Hamburg. Jobcenter-Chef Dirk Heyden über die Probleme Alleinerziehender, Chancen für bedürftige Kinder und wo ihm die Hände gebunden sind.
Dirk Heyden (58) ist seit 2016 Geschäftsführer des Jobcenters team.arbeit.hamburg mit seinen 18 Standorten, die über das ganze Stadtgebiet verteilt sind. Rund 180.000 hilfsbedürftige Menschen betreut das Jobcenter aktuell. Durch die Ukrainekrise kommen nun schätzungsweise rund 17.000 Geflüchtete dazu.
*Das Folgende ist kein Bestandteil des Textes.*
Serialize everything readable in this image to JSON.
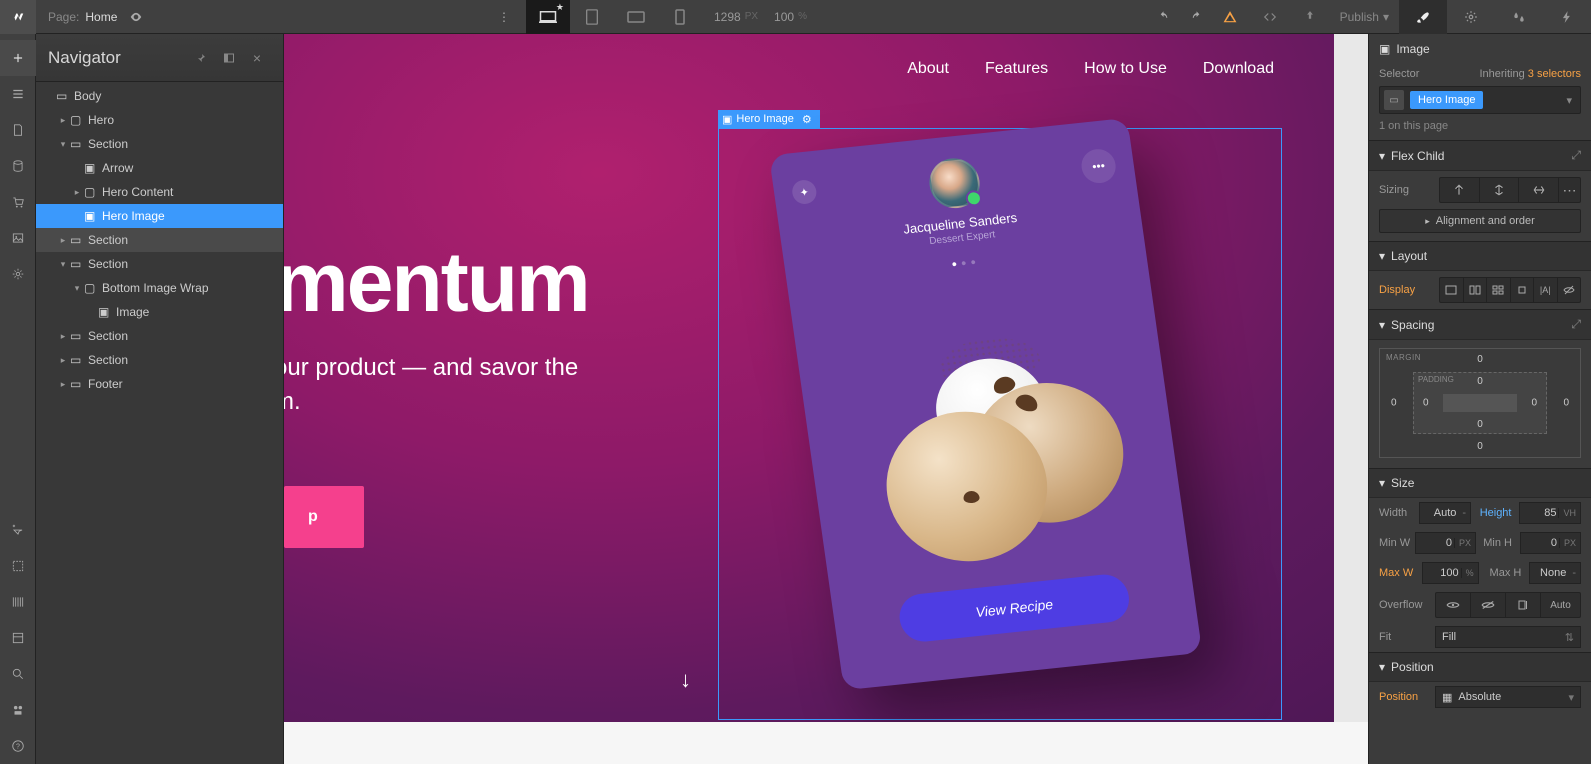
{
  "topbar": {
    "page_label": "Page:",
    "page_name": "Home",
    "canvas_width": "1298",
    "width_unit": "PX",
    "zoom": "100",
    "zoom_unit": "%",
    "publish_label": "Publish"
  },
  "navigator": {
    "title": "Navigator",
    "tree": {
      "body": "Body",
      "hero": "Hero",
      "section1": "Section",
      "arrow": "Arrow",
      "hero_content": "Hero Content",
      "hero_image": "Hero Image",
      "section2": "Section",
      "section3": "Section",
      "bottom_image_wrap": "Bottom Image Wrap",
      "image": "Image",
      "section4": "Section",
      "section5": "Section",
      "footer": "Footer"
    }
  },
  "canvas": {
    "nav": {
      "about": "About",
      "features": "Features",
      "how": "How to Use",
      "download": "Download"
    },
    "selection_label": "Hero Image",
    "headline": "mentum",
    "subline": "our product — and savor the",
    "subline2": "m.",
    "button": "p",
    "phone": {
      "name": "Jacqueline Sanders",
      "role": "Dessert Expert",
      "cta": "View Recipe"
    }
  },
  "inspector": {
    "element_type": "Image",
    "selector_label": "Selector",
    "inheriting_prefix": "Inheriting",
    "inheriting_count": "3 selectors",
    "selector_tag": "Hero Image",
    "count_text": "1 on this page",
    "flex_child": {
      "title": "Flex Child",
      "sizing_label": "Sizing",
      "align_order": "Alignment and order"
    },
    "layout": {
      "title": "Layout",
      "display_label": "Display"
    },
    "spacing": {
      "title": "Spacing",
      "margin_label": "MARGIN",
      "padding_label": "PADDING",
      "m_top": "0",
      "m_right": "0",
      "m_bottom": "0",
      "m_left": "0",
      "p_top": "0",
      "p_right": "0",
      "p_bottom": "0",
      "p_left": "0"
    },
    "size": {
      "title": "Size",
      "width_label": "Width",
      "width_value": "Auto",
      "height_label": "Height",
      "height_value": "85",
      "height_unit": "VH",
      "minw_label": "Min W",
      "minw_value": "0",
      "minw_unit": "PX",
      "minh_label": "Min H",
      "minh_value": "0",
      "minh_unit": "PX",
      "maxw_label": "Max W",
      "maxw_value": "100",
      "maxw_unit": "%",
      "maxh_label": "Max H",
      "maxh_value": "None",
      "overflow_label": "Overflow",
      "overflow_auto": "Auto",
      "fit_label": "Fit",
      "fit_value": "Fill"
    },
    "position": {
      "title": "Position",
      "label": "Position",
      "value": "Absolute"
    }
  }
}
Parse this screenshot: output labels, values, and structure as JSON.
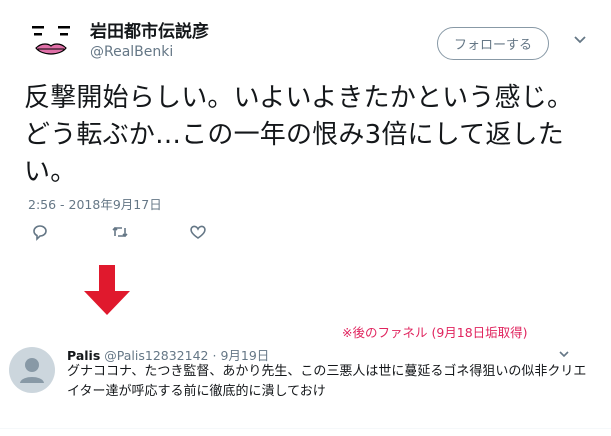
{
  "tweet": {
    "display_name": "岩田都市伝説彦",
    "handle": "@RealBenki",
    "follow_label": "フォローする",
    "text": "反撃開始らしい。いよいよきたかという感じ。どう転ぶか…この一年の恨み3倍にして返したい。",
    "timestamp": "2:56 - 2018年9月17日",
    "actions": [
      "reply-icon",
      "retweet-icon",
      "like-icon"
    ]
  },
  "annotation": {
    "note": "※後のファネル (9月18日垢取得)",
    "arrow_color": "#e0192d"
  },
  "reply": {
    "name": "Palis",
    "handle": "@Palis12832142",
    "separator": "·",
    "date": "9月19日",
    "text": "グナココナ、たつき監督、あかり先生、この三悪人は世に蔓延るゴネ得狙いの似非クリエイター達が呼応する前に徹底的に潰しておけ"
  },
  "colors": {
    "text": "#14171a",
    "secondary": "#657786",
    "note": "#e0245e",
    "avatar_bg": "#ccd6dd"
  }
}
In einem Interview sagten Sie einmal, dass Alleinerziehende Ihnen besonders am Herzen liegen. Warum diese Gruppe?
Das größte Risiko, lange Zeit Leistungen vom Jobcenter zu beziehen, haben Alleinerziehende. Vor allem Frauen benötigen im Dreieck von Arbeitgeber, Kita und Jobcenter besondere Unterstützung bei der Arbeitssuche. Wenn der Arbeitgeber nach dem Kitaplatz fragt und die Kita nach dem Arbeitsplatz, um Betreuung abzusichern, dann ist das für alleinerziehende Frauen manchmal unauflösbar. Alleinerziehend zu sein ist oft eine Herausforderung für die berufliche Biografie mit Langzeitfolgen bis zur späteren niedrigen Rente.
Antragsteller beim Abendblatt-Verein vor allem Alleinerziehende
Ich wünsche mir, dass unsere Gesellschaft besser darin wird, Alleinerziehende auf dem Weg zurück in Arbeit zu unterstützen. Auch durch Anreize zur Aufnahme einer Weiterbildung. Wir reden in der Grundsicherung in Deutschland immerhin von rund 350.000 alleinerziehenden erwerbsfähigen Menschen und sollten natürlich auch die Folgen für ihre Kinder bedenken.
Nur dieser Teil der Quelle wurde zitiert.